Eleven years ago Ermanno DiPasquale remodeled his restaurant, Salvatore's Pizza House, anticipating that Wilkinsburg would finally go "wet" and that he would be able to sell beer alongside his pies.
But despite talk of changing the rules, the borough's ban on restaurant liquor licenses has remained unchallenged since it was created by residents in 1935 by a vote of 7,657 to 4,610.
Instead of running the neighborhood hub he envisioned, DiPasquale watches customers order their pizzas to go and then head across the street to the beer distributor, Wilkinsburg Beverage, to pick up a case of beer.

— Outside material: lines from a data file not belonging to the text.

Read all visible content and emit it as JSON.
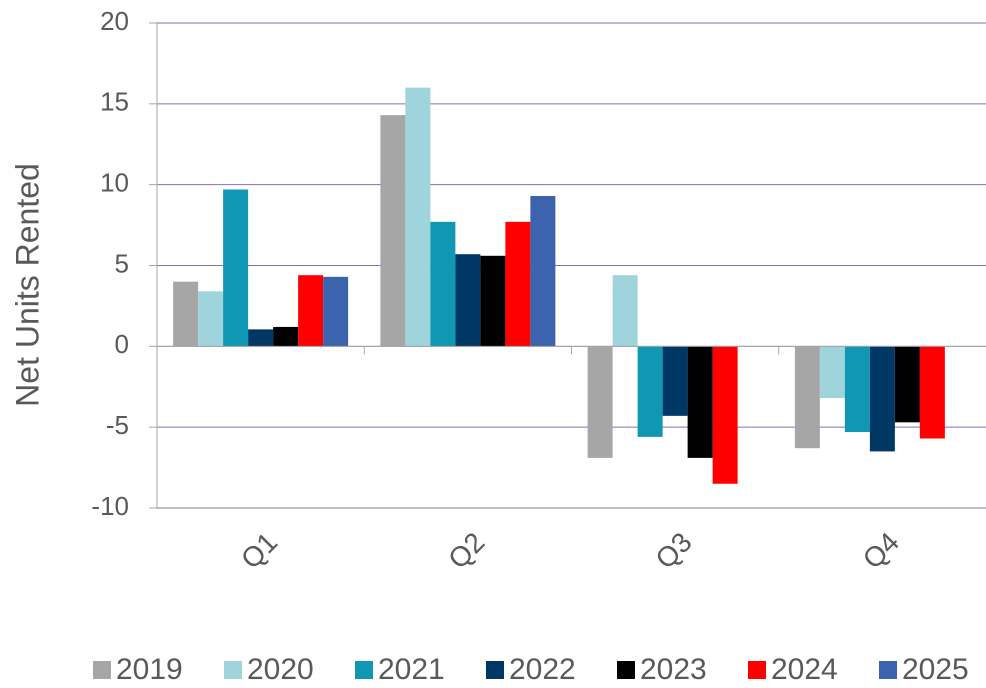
{
  "chart_data": {
    "type": "bar",
    "y_label": "Net Units Rented",
    "categories": [
      "Q1",
      "Q2",
      "Q3",
      "Q4"
    ],
    "series": [
      {
        "name": "2019",
        "color": "#a6a6a6",
        "values": [
          4.0,
          14.3,
          -6.9,
          -6.3
        ]
      },
      {
        "name": "2020",
        "color": "#9fd4dc",
        "values": [
          3.4,
          16.0,
          4.4,
          -3.2
        ]
      },
      {
        "name": "2021",
        "color": "#0f97b4",
        "values": [
          9.7,
          7.7,
          -5.6,
          -5.3
        ]
      },
      {
        "name": "2022",
        "color": "#003865",
        "values": [
          1.05,
          5.7,
          -4.3,
          -6.5
        ]
      },
      {
        "name": "2023",
        "color": "#000000",
        "values": [
          1.2,
          5.6,
          -6.9,
          -4.7
        ]
      },
      {
        "name": "2024",
        "color": "#ff0000",
        "values": [
          4.4,
          7.7,
          -8.5,
          -5.7
        ]
      },
      {
        "name": "2025",
        "color": "#3c63ad",
        "values": [
          4.3,
          9.3,
          null,
          null
        ]
      }
    ],
    "ylim": [
      -10,
      20
    ],
    "yticks": [
      20,
      15,
      10,
      5,
      0,
      -5,
      -10
    ],
    "grid": true,
    "legend": "bottom"
  }
}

"Business is not bad. But we have our ups and downs," says DiPasquale, who notes that 75 to 80 percent of his business is take-out. "It's hard to be limited in what we can do."
It's a business situation that the Wilkinsburg Community Development Corporation wants to change. The CDC is preparing to launch a petition drive Feb. 18 to put the question of whether Wilkinsburg should remain dry on the primary-election ballot in May. They'll need 2,010 signatures by March 12.
WCDC Executive Director Tracey Evans says the licenses are one tool to appeal to developers interested in vacant and blighted land.
DiPasquale is doing all he can to help the campaign, which he says he believes is good for the neighborhood.
The lack of the licenses "works against the community. People are not staying on Penn Avenue," DiPasquale says.
If the ban is reversed, the state's Retail Quota Law would allow up to five such licenses to be purchased and used within the borough.
So far, outright opposition to the measure has been voiced only by state Sen. Jim Ferlo, who represents the area. Ferlo is worried about the impact of introducing liquor licenses to a community that has struggled economically for years.
"I think there are a lot of issues because of the demographics of Wilkinsburg," says Ferlo. "My worst fear is that we'll see problem bars and clubs develop."
Evans says those are concerns she's heard before.
"I worked in East Liberty for years and the same kinds of things came up: ‘We can't have bars in Wilkinsburg because it's Wilkinsburg.' I think we're past that now," she says.